The Association for Solidarity with Earthquake Victims and Lost Relatives (Demak), a group of relatives of missing people, has found that at least 140 people are still unaccounted for, its secretary general Sema Gulec says.

Meanwhile, Selma says: “As time passes, I feel more pain.

"It is unbearable,” she tells The National, sitting in her living room with portraits of her smiling son adorning the white walls.

Her two daughters listen as their mother describes a year filled with an unimaginable blend of grief and painful hope.

Not a bone to bury

“I had a bad feeling, I told him to stay at home the night of the earthquake,” Selma tells.

But Samet insisted on spending the night in the place rented for him by his employer after a late meeting.

In the middle of the night, when the initial tremors gave way to a stronger quake, the first floor of the eight-storey building collapsed, crushing the lower level and casing the entire structure to tilt.

But back in Antakya, his parents' house had sustained only minimal damage and they immediately began desperate efforts to contact Samet.

“His phone was still ringing when we called him,” Selma says.

She says the rescue team sent out by authorities was slow to respond, poorly equipped and reluctant to approach the building, which was deemed to be dangerous.

“When they came on the second day, the rescue team had no equipment.”

In the days that followed, four people were pulled alive from the building after Samet's father, Metin, 53, insisted he had heard voices from beneath the rubble. However, Samet was nowhere to be found.

Eventually, a gas leak sparked a fire, surely burning any possible survivors. Samet's phone stopped ringing.

But the family persevered with their efforts to find out what had happened to Samet.

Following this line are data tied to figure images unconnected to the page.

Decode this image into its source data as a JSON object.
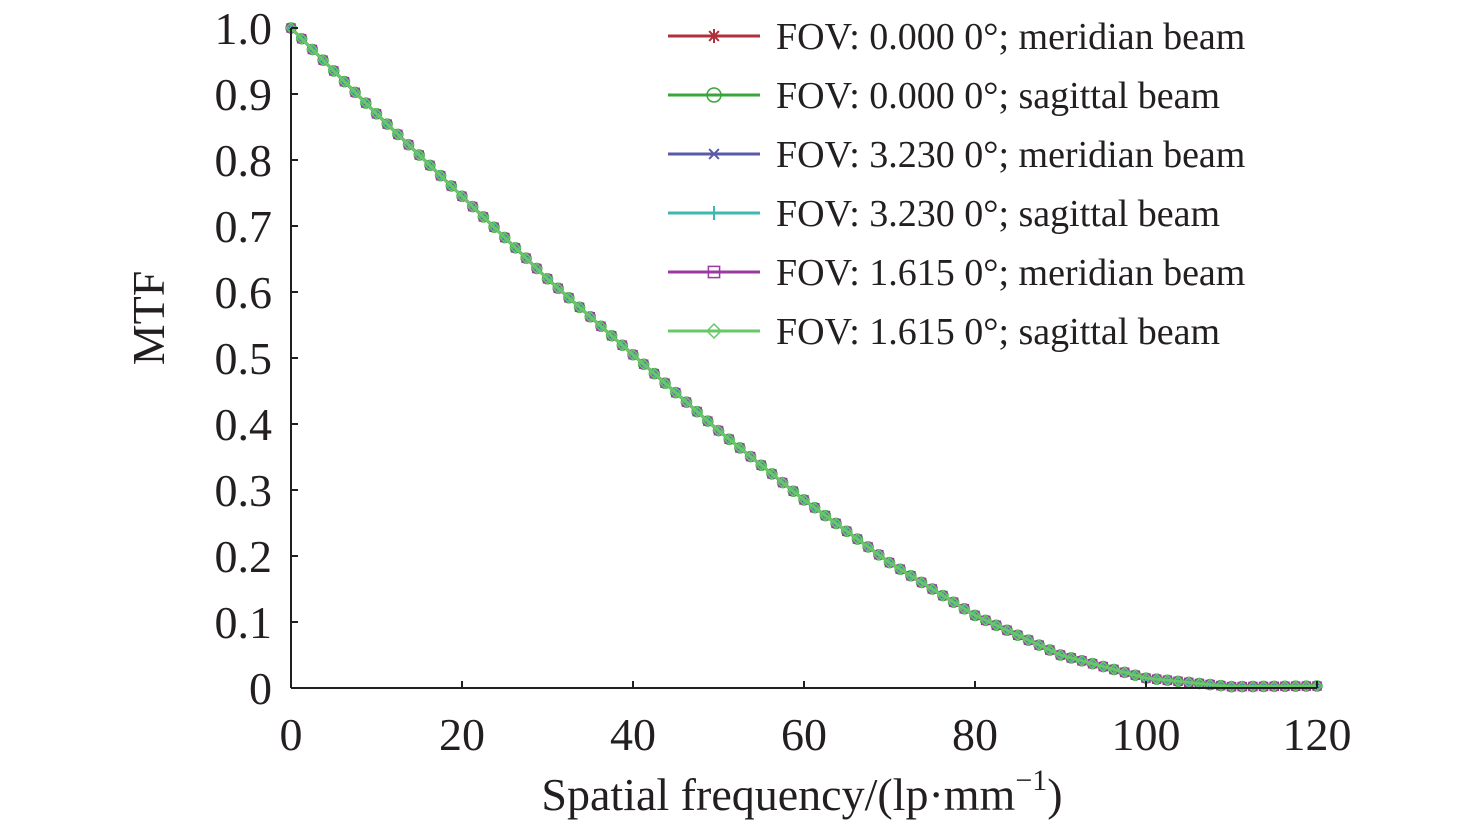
{
  "chart_data": {
    "type": "line",
    "title": "",
    "xlabel": "Spatial frequency/(lp·mm",
    "xlabel_sup": "−1",
    "xlabel_close": ")",
    "ylabel": "MTF",
    "xlim": [
      0,
      120
    ],
    "ylim": [
      0,
      1.0
    ],
    "xticks": [
      0,
      20,
      40,
      60,
      80,
      100,
      120
    ],
    "xtick_labels": [
      "0",
      "20",
      "40",
      "60",
      "80",
      "100",
      "120"
    ],
    "yticks": [
      0,
      0.1,
      0.2,
      0.3,
      0.4,
      0.5,
      0.6,
      0.7,
      0.8,
      0.9,
      1.0
    ],
    "ytick_labels": [
      "0",
      "0.1",
      "0.2",
      "0.3",
      "0.4",
      "0.5",
      "0.6",
      "0.7",
      "0.8",
      "0.9",
      "1.0"
    ],
    "grid": false,
    "legend_position": "top-right",
    "x": [
      0,
      10,
      20,
      30,
      40,
      50,
      60,
      70,
      80,
      90,
      100,
      110,
      120
    ],
    "series": [
      {
        "name": "FOV: 0.000 0°; meridian beam",
        "color": "#b0303a",
        "marker": "star",
        "values": [
          1.0,
          0.87,
          0.745,
          0.62,
          0.505,
          0.39,
          0.285,
          0.19,
          0.11,
          0.05,
          0.015,
          0.002,
          0.003
        ]
      },
      {
        "name": "FOV: 0.000 0°; sagittal beam",
        "color": "#3aa53a",
        "marker": "circle",
        "values": [
          1.0,
          0.87,
          0.745,
          0.62,
          0.505,
          0.39,
          0.285,
          0.19,
          0.11,
          0.05,
          0.015,
          0.002,
          0.003
        ]
      },
      {
        "name": "FOV: 3.230 0°; meridian beam",
        "color": "#5a5aa8",
        "marker": "x",
        "values": [
          1.0,
          0.87,
          0.745,
          0.62,
          0.505,
          0.39,
          0.285,
          0.19,
          0.11,
          0.05,
          0.015,
          0.002,
          0.003
        ]
      },
      {
        "name": "FOV: 3.230 0°; sagittal beam",
        "color": "#3fb8b0",
        "marker": "plus",
        "values": [
          1.0,
          0.87,
          0.745,
          0.62,
          0.505,
          0.39,
          0.285,
          0.19,
          0.11,
          0.05,
          0.015,
          0.002,
          0.003
        ]
      },
      {
        "name": "FOV: 1.615 0°; meridian beam",
        "color": "#9a3aa0",
        "marker": "square",
        "values": [
          1.0,
          0.87,
          0.745,
          0.62,
          0.505,
          0.39,
          0.285,
          0.19,
          0.11,
          0.05,
          0.015,
          0.002,
          0.003
        ]
      },
      {
        "name": "FOV: 1.615 0°; sagittal beam",
        "color": "#66c866",
        "marker": "diamond",
        "values": [
          1.0,
          0.87,
          0.745,
          0.62,
          0.505,
          0.39,
          0.285,
          0.19,
          0.11,
          0.05,
          0.015,
          0.002,
          0.003
        ]
      }
    ]
  }
}
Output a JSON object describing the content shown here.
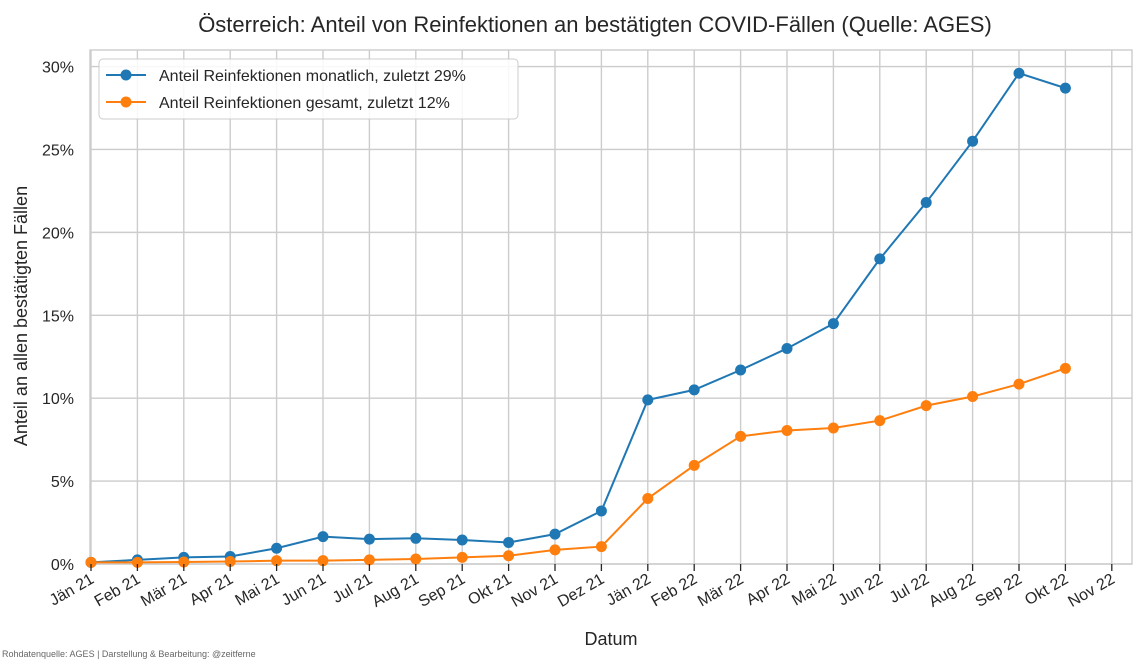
{
  "chart_data": {
    "type": "line",
    "title": "Österreich: Anteil von Reinfektionen an bestätigten COVID-Fällen (Quelle: AGES)",
    "xlabel": "Datum",
    "ylabel": "Anteil an allen bestätigten Fällen",
    "categories": [
      "Jän 21",
      "Feb 21",
      "Mär 21",
      "Apr 21",
      "Mai 21",
      "Jun 21",
      "Jul 21",
      "Aug 21",
      "Sep 21",
      "Okt 21",
      "Nov 21",
      "Dez 21",
      "Jän 22",
      "Feb 22",
      "Mär 22",
      "Apr 22",
      "Mai 22",
      "Jun 22",
      "Jul 22",
      "Aug 22",
      "Sep 22",
      "Okt 22",
      "Nov 22"
    ],
    "yticks": [
      "0%",
      "5%",
      "10%",
      "15%",
      "20%",
      "25%",
      "30%"
    ],
    "ytick_values": [
      0,
      5,
      10,
      15,
      20,
      25,
      30
    ],
    "ylim": [
      0,
      31
    ],
    "grid": true,
    "legend_position": "top-left",
    "series": [
      {
        "name": "Anteil Reinfektionen monatlich, zuletzt 29%",
        "color": "#1f77b4",
        "x": [
          "2021-01-01",
          "2021-02-01",
          "2021-03-01",
          "2021-04-01",
          "2021-05-01",
          "2021-06-01",
          "2021-07-01",
          "2021-08-01",
          "2021-09-01",
          "2021-10-01",
          "2021-11-01",
          "2021-12-01",
          "2022-01-01",
          "2022-02-01",
          "2022-03-01",
          "2022-04-01",
          "2022-05-01",
          "2022-06-01",
          "2022-07-01",
          "2022-08-01",
          "2022-09-01",
          "2022-10-01"
        ],
        "values": [
          0.1,
          0.25,
          0.4,
          0.45,
          0.95,
          1.65,
          1.5,
          1.55,
          1.45,
          1.3,
          1.8,
          3.2,
          9.9,
          10.5,
          11.7,
          13.0,
          14.5,
          18.4,
          21.8,
          25.5,
          29.6,
          28.7
        ]
      },
      {
        "name": "Anteil Reinfektionen gesamt, zuletzt 12%",
        "color": "#ff7f0e",
        "x": [
          "2021-01-01",
          "2021-02-01",
          "2021-03-01",
          "2021-04-01",
          "2021-05-01",
          "2021-06-01",
          "2021-07-01",
          "2021-08-01",
          "2021-09-01",
          "2021-10-01",
          "2021-11-01",
          "2021-12-01",
          "2022-01-01",
          "2022-02-01",
          "2022-03-01",
          "2022-04-01",
          "2022-05-01",
          "2022-06-01",
          "2022-07-01",
          "2022-08-01",
          "2022-09-01",
          "2022-10-01"
        ],
        "values": [
          0.1,
          0.1,
          0.12,
          0.15,
          0.2,
          0.2,
          0.25,
          0.3,
          0.4,
          0.5,
          0.85,
          1.05,
          3.95,
          5.95,
          7.7,
          8.05,
          8.2,
          8.65,
          9.55,
          10.1,
          10.85,
          11.8
        ]
      }
    ]
  },
  "footer": "Rohdatenquelle: AGES | Darstellung & Bearbeitung: @zeitferne"
}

His father returned to the building to collect some bones from the site before it was cleared, hoping to find a match through DNA testing.

After the first test came back negative, they asked for another, which produced the same result.

Nonetheless, the authorities issued a death certificate for Samet in June.

“We don't even have a bone to bury,” Selma laments as she clutches a jumper that belonged to her son.

But this also allows for hope.

“Sometimes, I think he might still be alive and that he hit his head and lost his memory,” she says.

Torn between grief and hope

Selma’s daughters shake their heads slightly as she speaks. They lost hope long ago; for them, it is too late.

“It's been a year,” one of them says.

The family clung for months to the hope of finding Samet alive, putting up missing-person posters with their phone number in the neighbourhood of the collapsed building.

They received responses but none that helped their search.

“One person told me he [Samet] took a bus to the city of Mersin, wearing a black coat. I believed him; I didn't sleep that night. However, we searched for him and couldn't find my son,” Selma says.

“I don't understand why people would do that. They gave us false hope.”

She says another caller also claimed to have seen Samet but this time they did not allow their hopes to be raised: “I didn't have the strength for that any more.”

Most of the calls they have received turned out to be either pranks or people calling to pray over the phone for Samet's return.

The family is now divided over publicising their phone number again.

The chaos in the days after the earthquake, with unidentified victims being hastily buried in mass graves, might explain why some people are still unaccounted for despite the efforts of authorities to collect fingerprints, DNA samples and take photographs to identify them later.

The estimated number of people missing is far lower than after the 1999 earthquake near Istanbul that claimed 18,000 lives, which left 5,840 people unaccounted for, according to official figures.

Ms Gulec, of Demak, is calling for a parliamentary inquiry commission to be set up, and requesting that some graves be reopened for DNA samples to be collected.

“We cannot find our missing loved ones and we are asking for the state's assistance in this regard,” she tells The National.

For Selma, there will be no closure until then.

“We are praying to Allah for a sign,” she says.